Wien - Bei praktisch allen Rohstoffen wird in Österreich mehr verbraucht als erzeugt oder abgebaut werden kann, zeigt eine neue Studie des Umweltbundesamts zum "Ressourcenverbrauch der Industrie". Selbst beim nachwachsenden Rohstoff Holz, an dem Österreich über größer werdende Bestände verfügt, kommt es zu einer wachsenden Abhängigkeit von Importen.

Dieser Umstand zeige zwar, dass Österreich über eine gut aufgestellte Holz-, Säge- und Papierindustrie verfügt, erläutert Thomas Krutzler, einer der Studienautoren: "Der Rohstoff wird ja veredelt wieder exportiert". Doch wird der Wachstumstrend in die Zukunft fortgeschrieben, kann es zu Versorgungsengpässen für die verarbeitende Industrie kommen.

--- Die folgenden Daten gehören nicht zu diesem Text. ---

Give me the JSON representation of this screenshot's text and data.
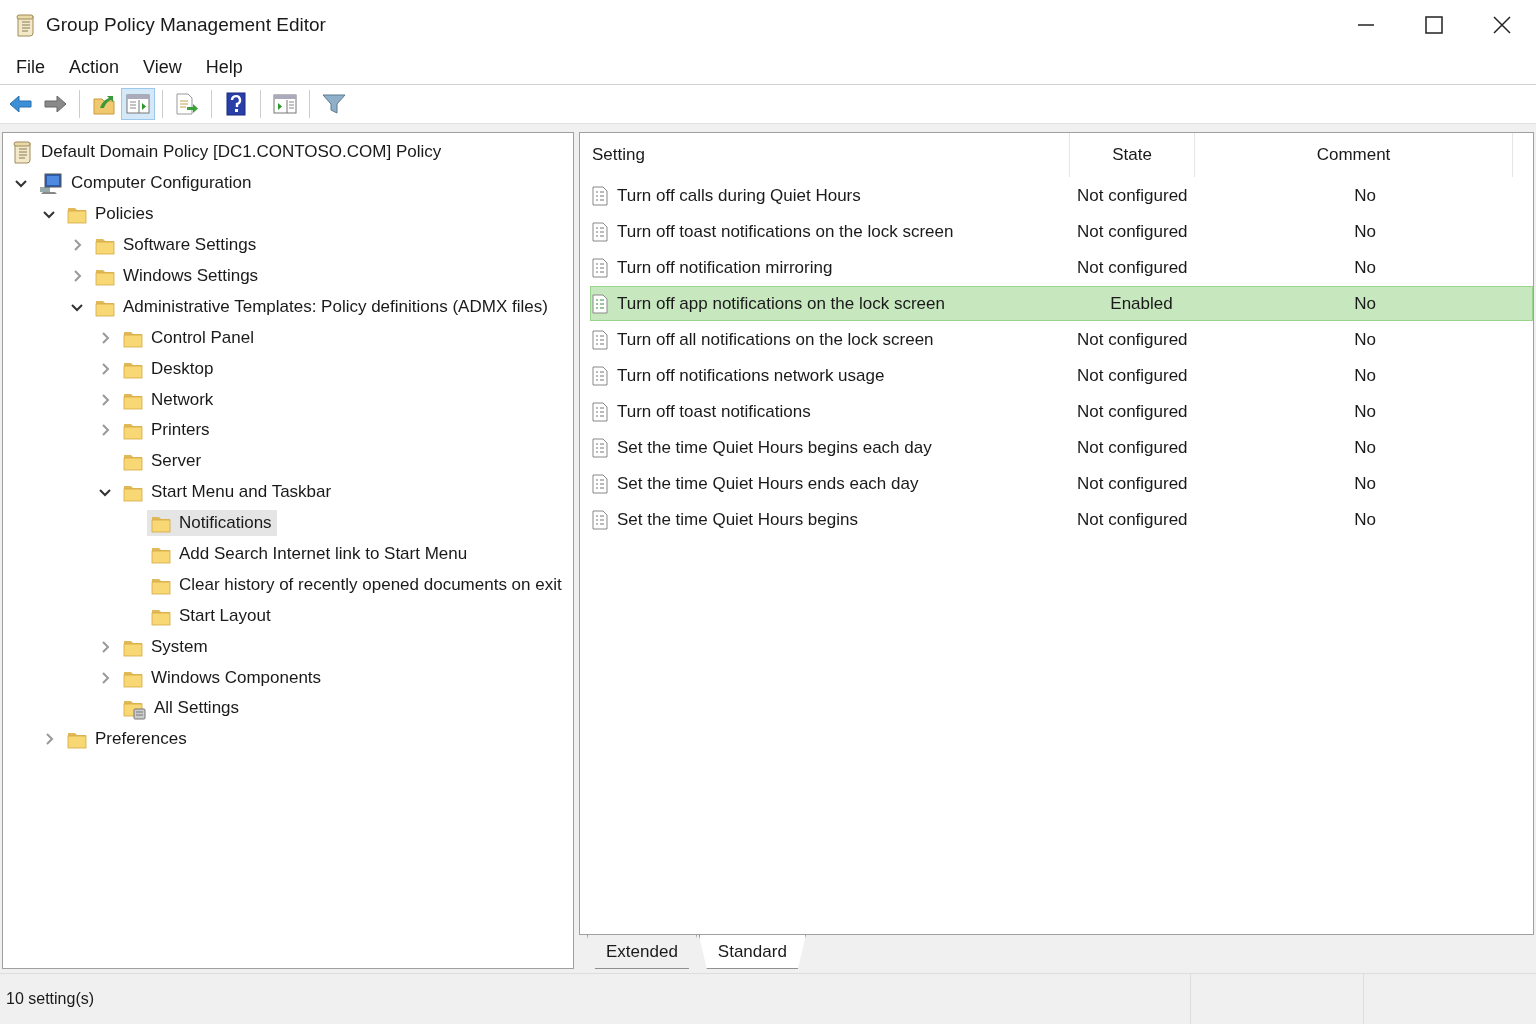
{
  "window": {
    "title": "Group Policy Management Editor"
  },
  "menu": [
    "File",
    "Action",
    "View",
    "Help"
  ],
  "toolbar": [
    {
      "kind": "back",
      "pressed": false
    },
    {
      "kind": "forward",
      "pressed": false
    },
    {
      "kind": "sep"
    },
    {
      "kind": "up",
      "pressed": false
    },
    {
      "kind": "tree",
      "pressed": true
    },
    {
      "kind": "sep"
    },
    {
      "kind": "export",
      "pressed": false
    },
    {
      "kind": "sep"
    },
    {
      "kind": "help",
      "pressed": false
    },
    {
      "kind": "sep"
    },
    {
      "kind": "pane",
      "pressed": false
    },
    {
      "kind": "sep"
    },
    {
      "kind": "filter",
      "pressed": false
    }
  ],
  "tree": {
    "root": {
      "label": "Default Domain Policy [DC1.CONTOSO.COM] Policy",
      "selected": false
    },
    "items": [
      {
        "label": "Computer Configuration",
        "kind": "computer",
        "expanded": true,
        "selected": false,
        "children": [
          {
            "label": "Policies",
            "kind": "folder",
            "expanded": true,
            "selected": false,
            "children": [
              {
                "label": "Software Settings",
                "kind": "folder",
                "expanded": false,
                "selected": false
              },
              {
                "label": "Windows Settings",
                "kind": "folder",
                "expanded": false,
                "selected": false
              },
              {
                "label": "Administrative Templates: Policy definitions (ADMX files)",
                "kind": "folder",
                "expanded": true,
                "selected": false,
                "children": [
                  {
                    "label": "Control Panel",
                    "kind": "folder",
                    "expanded": false,
                    "selected": false
                  },
                  {
                    "label": "Desktop",
                    "kind": "folder",
                    "expanded": false,
                    "selected": false
                  },
                  {
                    "label": "Network",
                    "kind": "folder",
                    "expanded": false,
                    "selected": false
                  },
                  {
                    "label": "Printers",
                    "kind": "folder",
                    "expanded": false,
                    "selected": false
                  },
                  {
                    "label": "Server",
                    "kind": "folder",
                    "selected": false
                  },
                  {
                    "label": "Start Menu and Taskbar",
                    "kind": "folder",
                    "expanded": true,
                    "selected": false,
                    "children": [
                      {
                        "label": "Notifications",
                        "kind": "folder",
                        "selected": true
                      },
                      {
                        "label": "Add Search Internet link to Start Menu",
                        "kind": "folder",
                        "selected": false
                      },
                      {
                        "label": "Clear history of recently opened documents on exit",
                        "kind": "folder",
                        "selected": false
                      },
                      {
                        "label": "Start Layout",
                        "kind": "folder",
                        "selected": false
                      }
                    ]
                  },
                  {
                    "label": "System",
                    "kind": "folder",
                    "expanded": false,
                    "selected": false
                  },
                  {
                    "label": "Windows Components",
                    "kind": "folder",
                    "expanded": false,
                    "selected": false
                  },
                  {
                    "label": "All Settings",
                    "kind": "allsettings",
                    "selected": false
                  }
                ]
              }
            ]
          },
          {
            "label": "Preferences",
            "kind": "folder",
            "expanded": false,
            "selected": false
          }
        ]
      }
    ]
  },
  "table": {
    "columns": [
      "Setting",
      "State",
      "Comment"
    ],
    "rows": [
      {
        "setting": "Turn off calls during Quiet Hours",
        "state": "Not configured",
        "comment": "No",
        "selected": false
      },
      {
        "setting": "Turn off toast notifications on the lock screen",
        "state": "Not configured",
        "comment": "No",
        "selected": false
      },
      {
        "setting": "Turn off notification mirroring",
        "state": "Not configured",
        "comment": "No",
        "selected": false
      },
      {
        "setting": "Turn off app notifications on the lock screen",
        "state": "Enabled",
        "comment": "No",
        "selected": true
      },
      {
        "setting": "Turn off all notifications on the lock screen",
        "state": "Not configured",
        "comment": "No",
        "selected": false
      },
      {
        "setting": "Turn off notifications network usage",
        "state": "Not configured",
        "comment": "No",
        "selected": false
      },
      {
        "setting": "Turn off toast notifications",
        "state": "Not configured",
        "comment": "No",
        "selected": false
      },
      {
        "setting": "Set the time Quiet Hours begins each day",
        "state": "Not configured",
        "comment": "No",
        "selected": false
      },
      {
        "setting": "Set the time Quiet Hours ends each day",
        "state": "Not configured",
        "comment": "No",
        "selected": false
      },
      {
        "setting": "Set the time Quiet Hours begins",
        "state": "Not configured",
        "comment": "No",
        "selected": false
      }
    ]
  },
  "view_tabs": [
    {
      "label": "Extended",
      "selected": false
    },
    {
      "label": "Standard",
      "selected": true
    }
  ],
  "status_bar": {
    "text": "10 setting(s)"
  }
}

Ähnlich wird die Situation im Umweltbundesamt bei mineralischen Rohstoffen (etwa Steine, Granite, Sand, Kies) gesehen, die am Bau benötigt werden. Da kann der Inlandsbedarf zwar gedeckt werden, "mit einer weiterhin wachsenden Bauindustrie würde aber bis 2020 die doppelte Menge von heute benötigt", sagt Krutzler. Dies sei insofern problematisch, als Baurohstoffe, da relativ billig, räumlich nur eingeschränkt handelsfähig sind. Bei Distanzen von mehr als 30 Kilometern sind die Transportkosten höher als die Gestehungskosten des Rohstoffs.

Versorgungsrisiko wächst

Im Wirtschaftsministerium wird diese Problematik erkannt: "Trotz ausreichender Lagerstättenvorräte wächst aufgrund der unterschiedlichen Nutzungsansprüche von Siedlungs- und Schutzgebieten das Versorgungsrisiko", heißt es dazu. In allen Bereichen wird es als wichtig angesehen, dass die Recyclingquoten angehoben werden, auch dort, wo Österreich über Vorkommen verfügt wie etwa bei Magnesium, Wolfram oder Lithium - Letzteres wird derzeit nicht abgebaut.

Diese "Sekundärerzeugung" - also die Rückgewinnung von Rohstoffen aus Schrott oder Altgeräten, sollte besonders in jenen Bereichen forciert werden, in denen es um (häufig: seltene) Metalle geht, die für die Weiterentwicklung von Zukunftstechnologien als wichtig eingeschätzt werden. "Nur bei Massenmetallen ist die Recyclingquote hoch", erläutert Krutzler.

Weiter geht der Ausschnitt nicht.